OK, that’s a far bigger job, swift housing (boxes or bricks) would in theory be a quick win (assuming there is a food supply around suitable natural habitat etc.) and something relatively easy to introduce. I could imagine some developers happy to oblige but the cheap and cheerful mass produced boxes designed to net greatest profit an extra tenner is stretching things in some less affluent areas perhaps;(
There are so many distractions for Ministers to use to avoid addressing reform of a damaging and unfair planning system (developers can appeal yet the public cannot unless it is through Judicial Review and that is just to address procedural issues) and if it were up for consultation etc. then would the public see it as a priority to challenge?
We should wait to see if Mr Gove is going to leave the environment in a better state than when he arrived as per 5000+ words in his speech of 21 July 2017?
Or should we keep on being keyboard warriors with monthly / weekly letters to our MPs perhaps?
Some members of the very active ‘Swift Local Network’ yahoo group, which links the growing number of local swift groups across the UK together, are already actively encouraging local developers, councils and housing associations to incorporate internal swift ‘bricks’ into new builds.
But more effort on the part of national and local NGOs on this subject would of course be most welcome….
There’s much more to be gleaned about this topic on Dick Newell’s ‘Action for Swifts’ blog and Edward Mayer’s ‘Swift-Conservation’ website.

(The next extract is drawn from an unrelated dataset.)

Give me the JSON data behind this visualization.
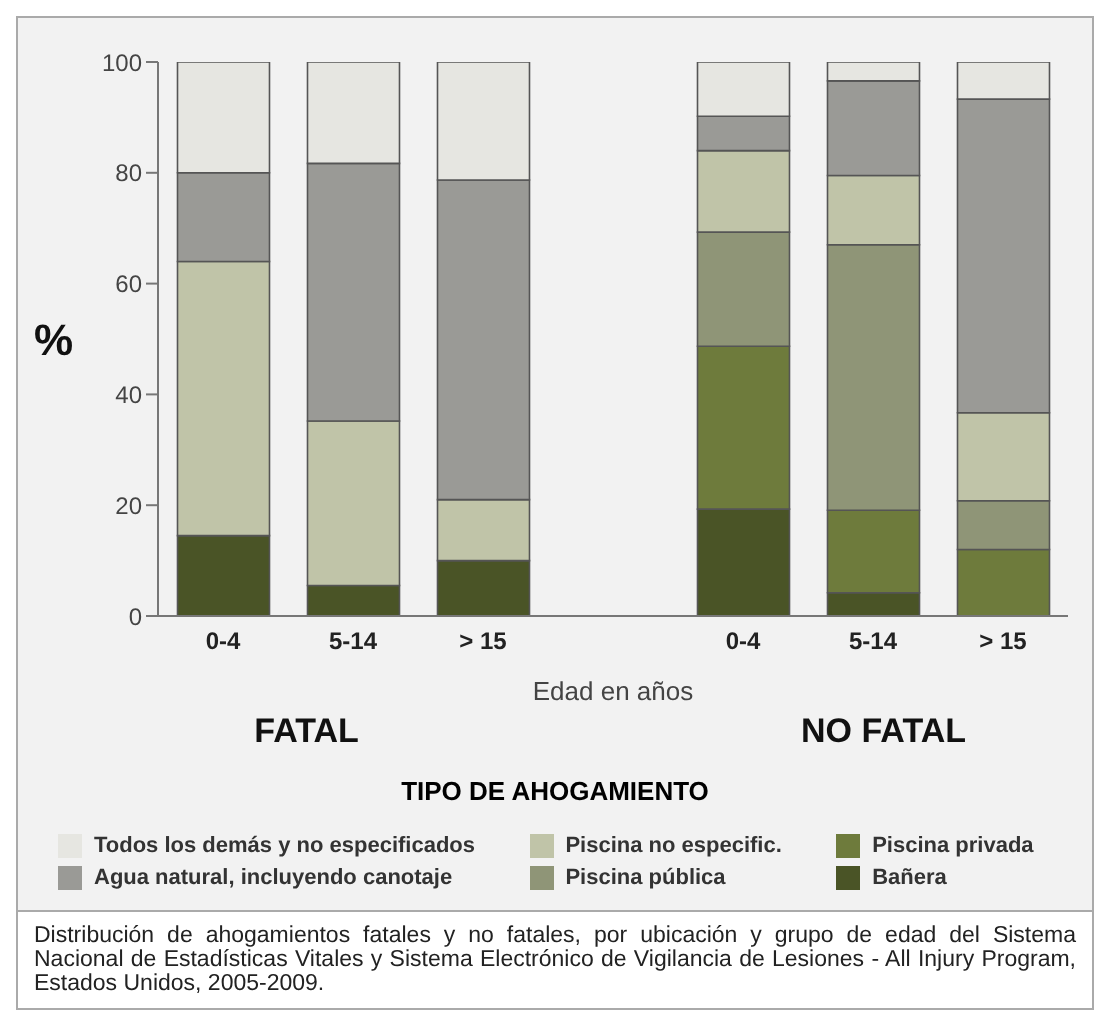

Ps. Swifts, recently ‘upgraded’ by the BTO’s Breeding Bird Survey as having declined by over 50% in the last 20 years, will now be moved from the amber to the red list when these lists are reassessed, making the case for including nesting provision for them in new builds a much higher priority than it has been.
I know that there are plenty of people encouraging the integration of Swift bricks into new developments, which is great, but they have to constantly repeat the process with every new build development. If Swift bricks were covered by a building regulation they wouldn’t need to do this, as the ‘bricks’ would have to be part of the development regardless of anyone asking for them, every development, everywhere.
Quite so Ian. Having a building regulation would be a huge step forward.
Helping swifts in this way is relatively easy and well rehearsed. Helping house martins, which are much messier (and therefore less welcome) birds will be far harder to achieve and yet they have declined even faster and further than swifts.
It is also the case that developers don’t always carry out the regulations or conditions placed on planning permissions. They often fail to install the correct number of swift boxes and/or install them in the wrong places – so some better checking systems than exist at present will almost certainly be required.
A brilliant idea, I would love it if this could happen. It’s so time consuming working with individual developers on individual projects, we need something on a much wider scale if we are going to be really effective at helping species that are dependent upon buildings for their homes. If such a building regulation could be introduced I think it would be a game changer for species such as Swifts and House Sparrows. I do hope something comes from this proposal!